Why has Google Wave failed?

Google Wave was launched in 2009 as experimental service with lots of real-time interaction features. I think it’s important to really understand why it failed. For its time, it was very innovative. Still, it failed to meet the expectations of Google. Why? What was wrong with Wave?

Figuring this out is important, because as futuristic community building very innovative things we are almost predestined to run into the same problems that Google Wave ran into. So, we need to understand the potential pitfalls in order to be able to strategically avoid them.

What’s your theory why Google Wave failed?

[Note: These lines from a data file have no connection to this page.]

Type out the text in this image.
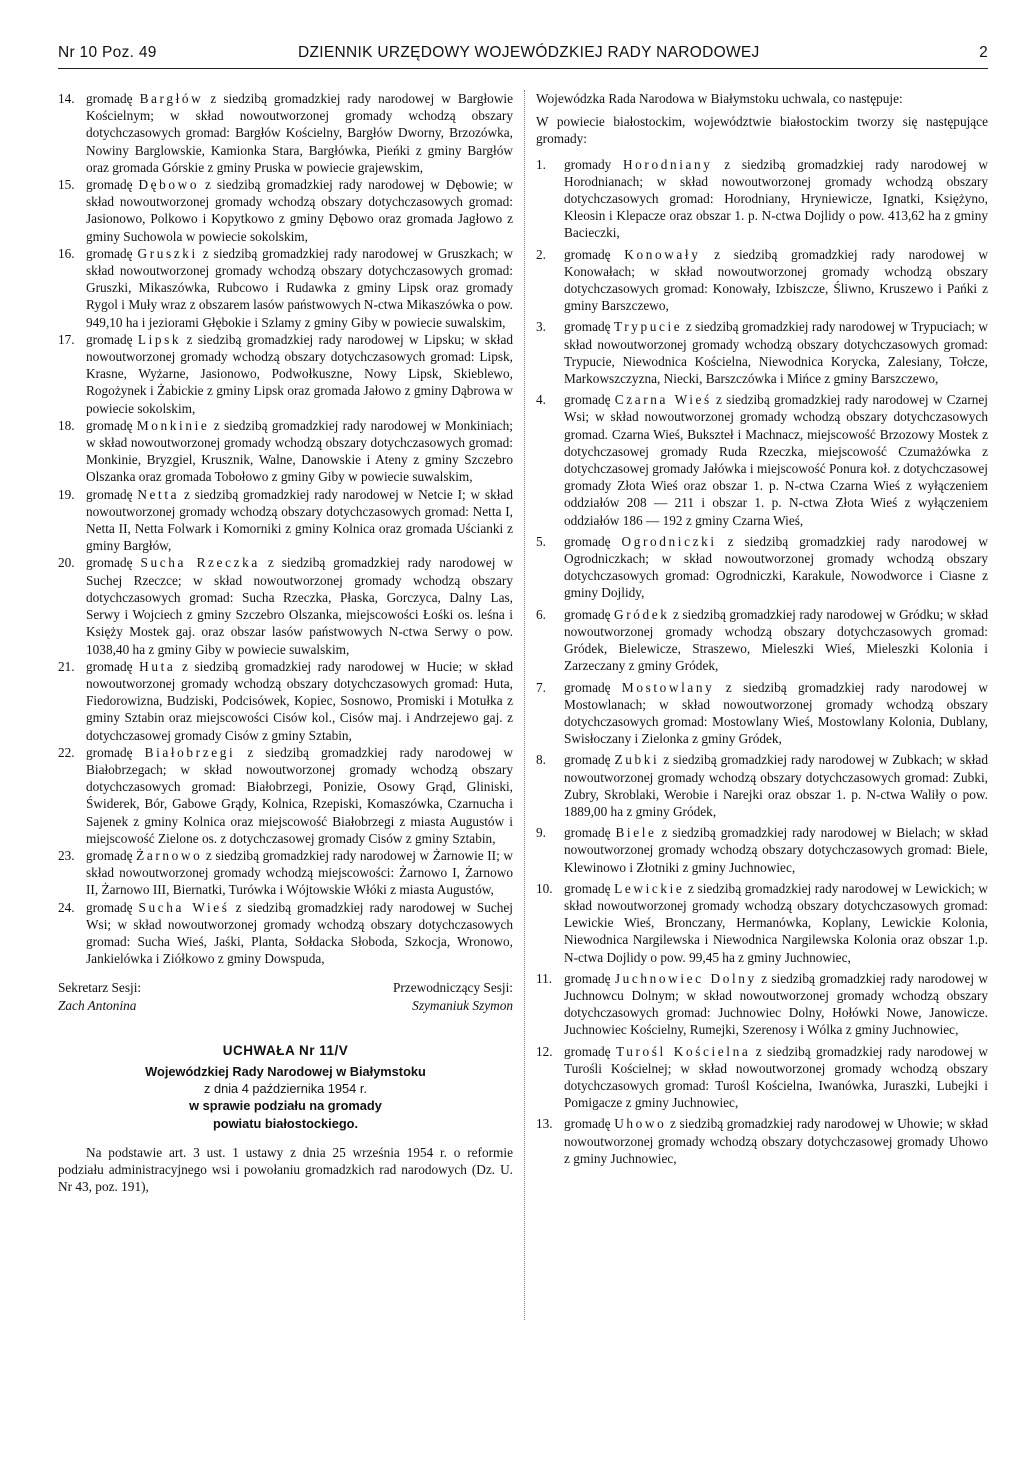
Nr 10 Poz. 49	DZIENNIK URZĘDOWY WOJEWÓDZKIEJ RADY NARODOWEJ	2
14. gromadę Bargłów z siedzibą gromadzkiej rady narodowej w Bargłowie Kościelnym; w skład nowoutworzonej gromady wchodzą obszary dotychczasowych gromad: Bargłów Kościelny, Bargłów Dworny, Brzozówka, Nowiny Barglowskie, Kamionka Stara, Bargłówka, Pieńki z gminy Bargłów oraz gromada Górskie z gminy Pruska w powiecie grajewskim,
15. gromadę Dębowo z siedzibą gromadzkiej rady narodowej w Dębowie; w skład nowoutworzonej gromady wchodzą obszary dotychczasowych gromad: Jasionowo, Polkowo i Kopytkowo z gminy Dębowo oraz gromada Jagłowo z gminy Suchowola w powiecie sokolskim,
16. gromadę Gruszki z siedzibą gromadzkiej rady narodowej w Gruszkach; w skład nowoutworzonej gromady wchodzą obszary dotychczasowych gromad: Gruszki, Mikaszówka, Rubcowo i Rudawka z gminy Lipsk oraz gromady Rygol i Muły wraz z obszarem lasów państwowych N-ctwa Mikaszówka o pow. 949,10 ha i jeziorami Głębokie i Szlamy z gminy Giby w powiecie suwalskim,
17. gromadę Lipsk z siedzibą gromadzkiej rady narodowej w Lipsku; w skład nowoutworzonej gromady wchodzą obszary dotychczasowych gromad: Lipsk, Krasne, Wyżarne, Jasionowo, Podwołkuszne, Nowy Lipsk, Skieblewo, Rogożynek i Żabickie z gminy Lipsk oraz gromada Jałowo z gminy Dąbrowa w powiecie sokolskim,
18. gromadę Monkinie z siedzibą gromadzkiej rady narodowej w Monkiniach; w skład nowoutworzonej gromady wchodzą obszary dotychczasowych gromad: Monkinie, Bryzgiel, Krusznik, Walne, Danowskie i Ateny z gminy Szczebro Olszanka oraz gromada Tobołowo z gminy Giby w powiecie suwalskim,
19. gromadę Netta z siedzibą gromadzkiej rady narodowej w Netcie I; w skład nowoutworzonej gromady wchodzą obszary dotychczasowych gromad: Netta I, Netta II, Netta Folwark i Komorniki z gminy Kolnica oraz gromada Uścianki z gminy Bargłów,
20. gromadę Sucha Rzeczka z siedzibą gromadzkiej rady narodowej w Suchej Rzeczce; w skład nowoutworzonej gromady wchodzą obszary dotychczasowych gromad: Sucha Rzeczka, Płaska, Gorczyca, Dalny Las, Serwy i Wojciech z gminy Szczebro Olszanka, miejscowości Łośki os. leśna i Księży Mostek gaj. oraz obszar lasów państwowych N-ctwa Serwy o pow. 1038,40 ha z gminy Giby w powiecie suwalskim,
21. gromadę Huta z siedzibą gromadzkiej rady narodowej w Hucie; w skład nowoutworzonej gromady wchodzą obszary dotychczasowych gromad: Huta, Fiedorowizna, Budziski, Podcisówek, Kopiec, Sosnowo, Promiski i Motułka z gminy Sztabin oraz miejscowości Cisów kol., Cisów maj. i Andrzejewo gaj. z dotychczasowej gromady Cisów z gminy Sztabin,
22. gromadę Białobrzegi z siedzibą gromadzkiej rady narodowej w Białobrzegach; w skład nowoutworzonej gromady wchodzą obszary dotychczasowych gromad: Białobrzegi, Ponizie, Osowy Grąd, Gliniski, Świderek, Bór, Gabowe Grądy, Kolnica, Rzepiski, Komaszówka, Czarnucha i Sajenek z gminy Kolnica oraz miejscowość Białobrzegi z miasta Augustów i miejscowość Zielone os. z dotychczasowej gromady Cisów z gminy Sztabin,
23. gromadę Żarnowo z siedzibą gromadzkiej rady narodowej w Żarnowie II; w skład nowoutworzonej gromady wchodzą miejscowości: Żarnowo I, Żarnowo II, Żarnowo III, Biernatki, Turówka i Wójtowskie Włóki z miasta Augustów,
24. gromadę Sucha Wieś z siedzibą gromadzkiej rady narodowej w Suchej Wsi; w skład nowoutworzonej gromady wchodzą obszary dotychczasowych gromad: Sucha Wieś, Jaśki, Planta, Sołdacka Słoboda, Szkocja, Wronowo, Jankielówka i Ziółkowo z gminy Dowspuda,
Sekretarz Sesji:
Zach Antonina
Przewodniczący Sesji:
Szymaniuk Szymon
UCHWAŁA Nr 11/V
Wojewódzkiej Rady Narodowej w Białymstoku
z dnia 4 października 1954 r.
w sprawie podziału na gromady
powiatu białostockiego.

Na podstawie art. 3 ust. 1 ustawy z dnia 25 września 1954 r. o reformie podziału administracyjnego wsi i powołaniu gromadzkich rad narodowych (Dz. U. Nr 43, poz. 191),

Wojewódzka Rada Narodowa w Białymstoku uchwala, co następuje:

W powiecie białostockim, województwie białostockim tworzy się następujące gromady:

1.	gromady Horodniany z siedzibą gromadzkiej rady narodowej w Horodnianach; w skład nowoutworzonej gromady wchodzą obszary dotychczasowych gromad: Horodniany, Hryniewicze, Ignatki, Księżyno, Kleosin i Klepacze oraz obszar 1. p. N-ctwa Dojlidy o pow. 413,62 ha z gminy Bacieczki,
2.	gromadę Konowały z siedzibą gromadzkiej rady narodowej w Konowałach; w skład nowoutworzonej gromady wchodzą obszary dotychczasowych gromad: Konowały, Izbiszcze, Śliwno, Kruszewo i Pańki z gminy Barszczewo,
3.	gromadę Trypucie z siedzibą gromadzkiej rady narodowej w Trypuciach; w skład nowoutworzonej gromady wchodzą obszary dotychczasowych gromad: Trypucie, Niewodnica Kościelna, Niewodnica Korycka, Zalesiany, Tołcze, Markowszczyzna, Niecki, Barszczówka i Mińce z gminy Barszczewo,
4.	gromadę Czarna Wieś z siedzibą gromadzkiej rady narodowej w Czarnej Wsi; w skład nowoutworzonej gromady wchodzą obszary dotychczasowych gromad. Czarna Wieś, Bukszteł i Machnacz, miejscowość Brzozowy Mostek z dotychczasowej gromady Ruda Rzeczka, miejscowość Czumażówka z dotychczasowej gromady Jałówka i miejscowość Ponura koł. z dotychczasowej gromady Złota Wieś oraz obszar 1. p. N-ctwa Czarna Wieś z wyłączeniem oddziałów 208 — 211 i obszar 1. p. N-ctwa Złota Wieś z wyłączeniem oddziałów 186 — 192 z gminy Czarna Wieś,
5.	gromadę Ogrodniczki z siedzibą gromadzkiej rady narodowej w Ogrodniczkach; w skład nowoutworzonej gromady wchodzą obszary dotychczasowych gromad: Ogrodniczki, Karakule, Nowodworce i Ciasne z gminy Dojlidy,
6.	gromadę Gródek z siedzibą gromadzkiej rady narodowej w Gródku; w skład nowoutworzonej gromady wchodzą obszary dotychczasowych gromad: Gródek, Bielewicze, Straszewo, Mieleszki Wieś, Mieleszki Kolonia i Zarzeczany z gminy Gródek,
7.	gromadę Mostowlany z siedzibą gromadzkiej rady narodowej w Mostowlanach; w skład nowoutworzonej gromady wchodzą obszary dotychczasowych gromad: Mostowlany Wieś, Mostowlany Kolonia, Dublany, Swisłoczany i Zielonka z gminy Gródek,
8.	gromadę Zubki z siedzibą gromadzkiej rady narodowej w Zubkach; w skład nowoutworzonej gromady wchodzą obszary dotychczasowych gromad: Zubki, Zubry, Skroblaki, Werobie i Narejki oraz obszar 1. p. N-ctwa Waliły o pow. 1889,00 ha z gminy Gródek,
9.	gromadę Biele z siedzibą gromadzkiej rady narodowej w Bielach; w skład nowoutworzonej gromady wchodzą obszary dotychczasowych gromad: Biele, Klewinowo i Złotniki z gminy Juchnowiec,
10. gromadę Lewickie z siedzibą gromadzkiej rady narodowej w Lewickich; w skład nowoutworzonej gromady wchodzą obszary dotychczasowych gromad: Lewickie Wieś, Bronczany, Hermanówka, Koplany, Lewickie Kolonia, Niewodnica Nargilewska i Niewodnica Nargilewska Kolonia oraz obszar 1.p. N-ctwa Dojlidy o pow. 99,45 ha z gminy Juchnowiec,
11. gromadę Juchnowiec Dolny z siedzibą gromadzkiej rady narodowej w Juchnowcu Dolnym; w skład nowoutworzonej gromady wchodzą obszary dotychczasowych gromad: Juchnowiec Dolny, Hołówki Nowe, Janowicze. Juchnowiec Kościelny, Rumejki, Szerenosy i Wólka z gminy Juchnowiec,
12. gromadę Turośl Kościelna z siedzibą gromadzkiej rady narodowej w Turośli Kościelnej; w skład nowoutworzonej gromady wchodzą obszary dotychczasowych gromad: Turośl Kościelna, Iwanówka, Juraszki, Lubejki i Pomigacze z gminy Juchnowiec,
13. gromadę Uhowo z siedzibą gromadzkiej rady narodowej w Uhowie; w skład nowoutworzonej gromady wchodzą obszary dotychczasowej gromady Uhowo z gminy Juchnowiec,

eh. I can’t be bothered to properly ‘write up’ what we said in the hangout, but roughly, i think it’s because they wanted to merge the ideas into the existing web instead of starting from scratch with a completely new web/network. I could spend ages thinking/writing about wave, but I guess the time is better spent working on my solution :slightly_smiling:

It’s not only that Google Wave has failed, but also that its successor projects seemed to have failed getting a lot of attention, or users:

A common issue seems to be that those systems are very complicated and that their performance is not very good. User experience isn’t very smooth. There is too much freedom, and there are too many features. So, there’s a significant learning curve, which only few users are willing to go through, if they don’t see many of their friends already using the system actively. If the government or big corporations forced people to use Wave, people would probably learn to love it, apart from the performance issues, of course.